- A doctor who has lived in the US was arrested as a suspect in the killing of Haiti’s president.
- Authorities say the Haitian-born, Florida-based Christian Emmanuel Sanon recruited assailants.
- The country’s police chief reportedly said Sanon went to Haiti in June with “political objectives.”
- See more stories on Insider’s business page.
Haitian officials say they arrested a Florida-based doctor as a suspect in the assassination of President Jovenel Moïse, The New York Times reported Sunday.
According to The Washington Post, officials suspect Christian Emmanuel Sanon, a 63-year-old born in Haiti, of playing a leading role in the killing and recruiting others for the assassination.
Moïse was fatally shot early Wednesday at his home in the Haitian capital, Port-au-Prince. Authorities and news reports have indicated the assailants posed as US Drug Enforcement Agency agents before entering Moïse’s home.
Haiti’s national police chief, Léon Charles, said Sanon arrived in the country in early June by private plane with “political objectives,” The Times reported.

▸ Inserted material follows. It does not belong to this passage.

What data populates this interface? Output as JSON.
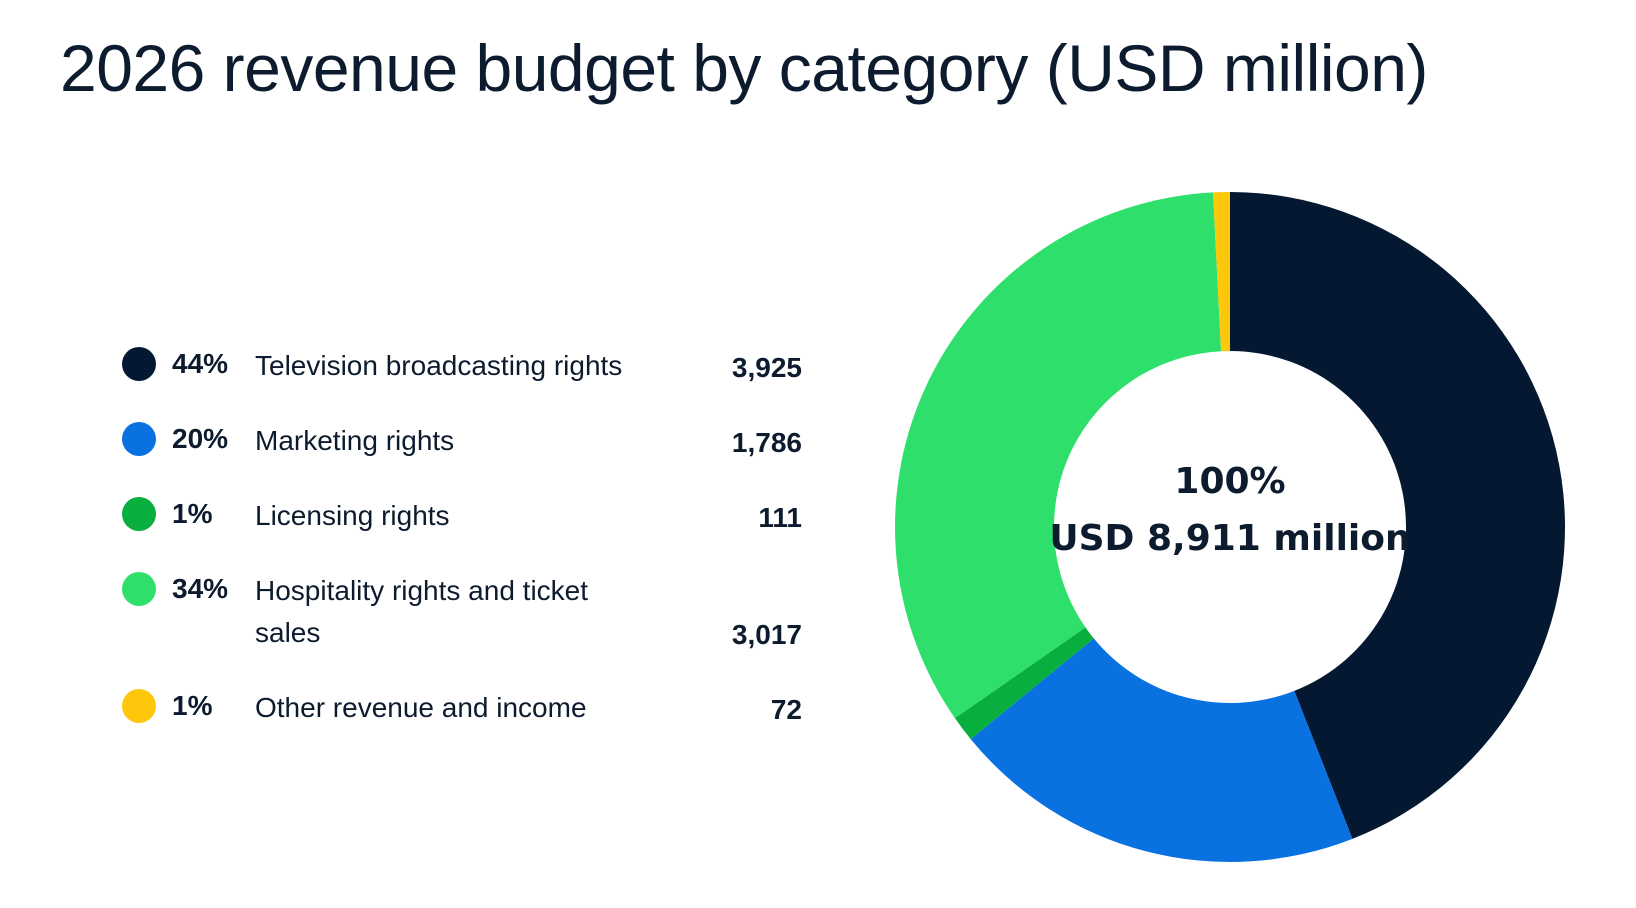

Charles accused Sanon of using a Venezuelan security firm based in the US to recruit assailants, according to The Post. The motive for the assassination is still not clear.
Two Americans – James Solages, 35, and Joseph Vincent, 55 – are also among those arrested in connection to the killing. The Times reported that Solages and Vincent said that they worked as translators for the assailants and that the goal was to bring Moïse to the national palace but not to kill him.
Other suspects in the assassination include 18 Colombians, most of whom were former soldiers, The Times reported.
The country now has a power vacuum and no clear leader
The Post reported at least four men had claimed to be the leader of Haiti:
- Claude Joseph, the acting prime minister, who is internationally recognized but has been challenged domestically
- Ariel Henry, whom Moïse appointed as prime minister two days before his death
- Joseph Lambert, who was voted as acting president by the Senate, which currently has only a third of its 30 members
- Supreme Court Judge Joseph Mécène Jean-Louis, who was appointed as the interim president in February by an opposition group
On Friday, the White House press secretary, Jen Psaki, said that the Haitian government requested security and investigative assistance and that FBI and Department of Homeland Security agents would be sent to the country as soon as possible.
“The United States remains engaged and in close consultations with our Haitian and international partners to support the Haitian people in the aftermath of the assassination of the president,” Psaki said.